The opening stanza establishes this paradox: after enduring familiar storms, the return of clarity—“too much light”—feels disorienting and revealing. The vivid imagery of clouds torn “like clotted bandages from the sky of tarnished tin” evokes a wounded atmosphere, implying that storms serve as protective coverings that obscure deeper vulnerabilities.
The second stanza shifts inward, describing the lingering physiological echoes of anxiety—“blood reverberating in our ears”—and the fear of mental transparency. The metaphor of minds “crossed with roiling squall” positions turmoil as a deliberate shield, allowing one’s true intentions (the “tack of our bark,” evoking a ship’s course) to remain hidden amid chaos.
The central assertion—“Something is over. That is enough”—acknowledges closure, yet immediately undercuts it with reluctance: “Yet wouldn’t we rather it not?” This reveals a preference for ongoing disturbance over the “naked” solitude of peace. The poem suggests that humans may seek out “pangs like old friends,” habituated to suffering as a form of companionship.

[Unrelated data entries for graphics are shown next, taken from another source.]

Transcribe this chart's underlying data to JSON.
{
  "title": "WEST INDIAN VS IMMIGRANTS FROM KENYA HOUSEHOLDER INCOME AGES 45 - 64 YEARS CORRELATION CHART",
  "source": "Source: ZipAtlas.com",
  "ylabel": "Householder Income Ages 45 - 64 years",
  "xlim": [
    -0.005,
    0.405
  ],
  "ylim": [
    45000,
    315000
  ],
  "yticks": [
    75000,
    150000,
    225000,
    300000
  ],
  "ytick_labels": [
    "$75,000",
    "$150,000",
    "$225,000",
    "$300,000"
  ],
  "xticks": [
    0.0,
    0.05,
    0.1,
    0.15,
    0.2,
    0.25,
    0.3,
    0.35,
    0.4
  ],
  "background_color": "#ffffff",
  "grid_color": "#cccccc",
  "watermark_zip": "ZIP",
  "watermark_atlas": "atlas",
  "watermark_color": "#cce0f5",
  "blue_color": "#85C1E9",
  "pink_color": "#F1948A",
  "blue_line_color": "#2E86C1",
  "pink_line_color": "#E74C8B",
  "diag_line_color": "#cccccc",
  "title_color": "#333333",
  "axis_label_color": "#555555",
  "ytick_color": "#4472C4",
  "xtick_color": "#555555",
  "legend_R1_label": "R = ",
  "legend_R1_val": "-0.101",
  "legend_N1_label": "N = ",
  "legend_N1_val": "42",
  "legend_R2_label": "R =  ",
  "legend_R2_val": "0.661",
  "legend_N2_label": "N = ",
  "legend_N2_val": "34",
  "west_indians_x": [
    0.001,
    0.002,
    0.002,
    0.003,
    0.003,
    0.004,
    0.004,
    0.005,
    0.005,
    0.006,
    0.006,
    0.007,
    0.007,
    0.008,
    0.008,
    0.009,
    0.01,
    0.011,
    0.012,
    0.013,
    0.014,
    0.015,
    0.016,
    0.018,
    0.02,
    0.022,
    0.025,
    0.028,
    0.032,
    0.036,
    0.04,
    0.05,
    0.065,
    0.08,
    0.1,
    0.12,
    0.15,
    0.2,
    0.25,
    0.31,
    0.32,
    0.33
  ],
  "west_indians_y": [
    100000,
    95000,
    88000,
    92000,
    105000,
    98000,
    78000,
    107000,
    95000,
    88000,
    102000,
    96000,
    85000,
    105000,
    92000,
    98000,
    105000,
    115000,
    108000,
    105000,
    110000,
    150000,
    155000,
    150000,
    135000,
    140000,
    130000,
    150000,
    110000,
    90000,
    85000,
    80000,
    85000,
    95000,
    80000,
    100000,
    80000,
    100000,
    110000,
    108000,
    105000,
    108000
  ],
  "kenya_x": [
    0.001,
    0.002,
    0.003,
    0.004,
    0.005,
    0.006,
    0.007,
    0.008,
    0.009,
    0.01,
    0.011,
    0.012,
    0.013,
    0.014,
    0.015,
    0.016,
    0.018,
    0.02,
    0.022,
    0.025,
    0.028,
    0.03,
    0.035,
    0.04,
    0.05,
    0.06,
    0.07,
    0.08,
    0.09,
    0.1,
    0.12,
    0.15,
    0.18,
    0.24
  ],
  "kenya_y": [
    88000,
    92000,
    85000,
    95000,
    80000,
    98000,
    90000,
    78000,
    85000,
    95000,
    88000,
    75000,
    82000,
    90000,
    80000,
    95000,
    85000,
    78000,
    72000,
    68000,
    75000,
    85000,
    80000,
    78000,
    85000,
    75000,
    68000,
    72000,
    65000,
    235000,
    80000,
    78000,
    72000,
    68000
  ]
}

The closing image of “sunbeams rain[ing] down upon us” through a “bright cleft in the clouds” inverts traditional symbolism: sunlight, typically restorative, here intensifies exposure, underscoring the discomfort of unmediated clarity.
Overall, the poem offers a nuanced meditation on emotional habituation, proposing that inner storms, while painful, provide concealment and familiarity that calm ultimately strips away. The free verse structure and enjambment mirror the unsettled transition from turbulence to stillness, reinforcing the theme of reluctant exposure.